請負業を脱皮して「総合インフラサービス」に、前田建設の勝ち残り策
前田建設工業が経営体制を刷新する。10月1日、同社とグループ会社の前田道路、前田製作所の3社を傘下とする共同持ち株会社「インフロニア・ホールディングス(HD)」が設立、東証1部に上場する。「請負業中心の建設業から脱皮し、『総合インフラサービス企業』へビジネスモデルの転換が狙い」(前田建設の前田操治社長)で、再編機運が高まるゼネコン業界において勝ち残りを目指す。
建設業界を取り巻く環境は厳しさを増しており、将来的にも少子高齢化で民間の請負業務の減少が見込まれる。成長市場の海外も商習慣の違いや政情が不安定で積極的には進出できない状況が続いている。
一方で、老朽化したインフラの維持管理・更新が増加するなか、地方自治体の財源不足により、PPP(官民連携)などの市場は拡大すると見込まれている。前田建設は新体制のもと、3社が有する建設請負事業のノウハウを最大限に生かし、インフラ運営におけるワンストップのマネージメント事業を強化していく。

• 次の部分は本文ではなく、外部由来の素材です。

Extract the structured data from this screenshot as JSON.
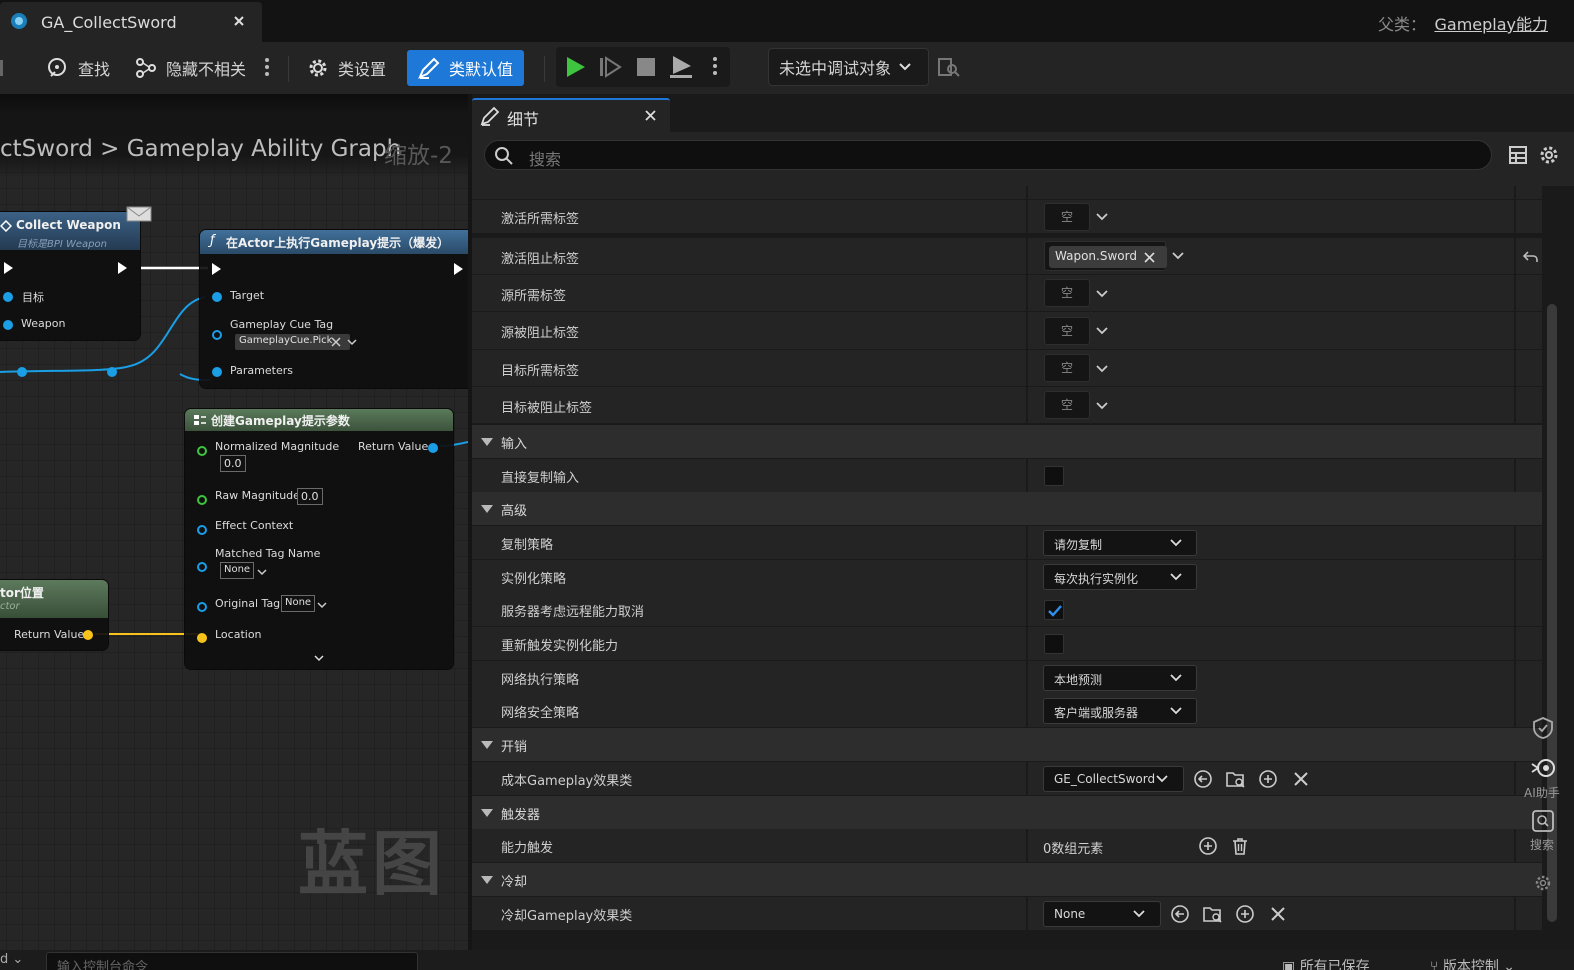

HD社長には前田建設の岐部一誠取締役専務執行役員を起用し、会長は前田社長が就任する。実効性ある統治(ガバナンス)体制の構築とデジタル変革(DX)の推進で生産性向上を図り、高収益体制を構築し長期安定経営を目指す。また、HDの執行役に就任予定の坂口伸也前田建設執行役員は、グループ体制を強化するため「業種にこだわらずにグローバル企業ともM&A(合併・買収)を展開する」と意欲的だ。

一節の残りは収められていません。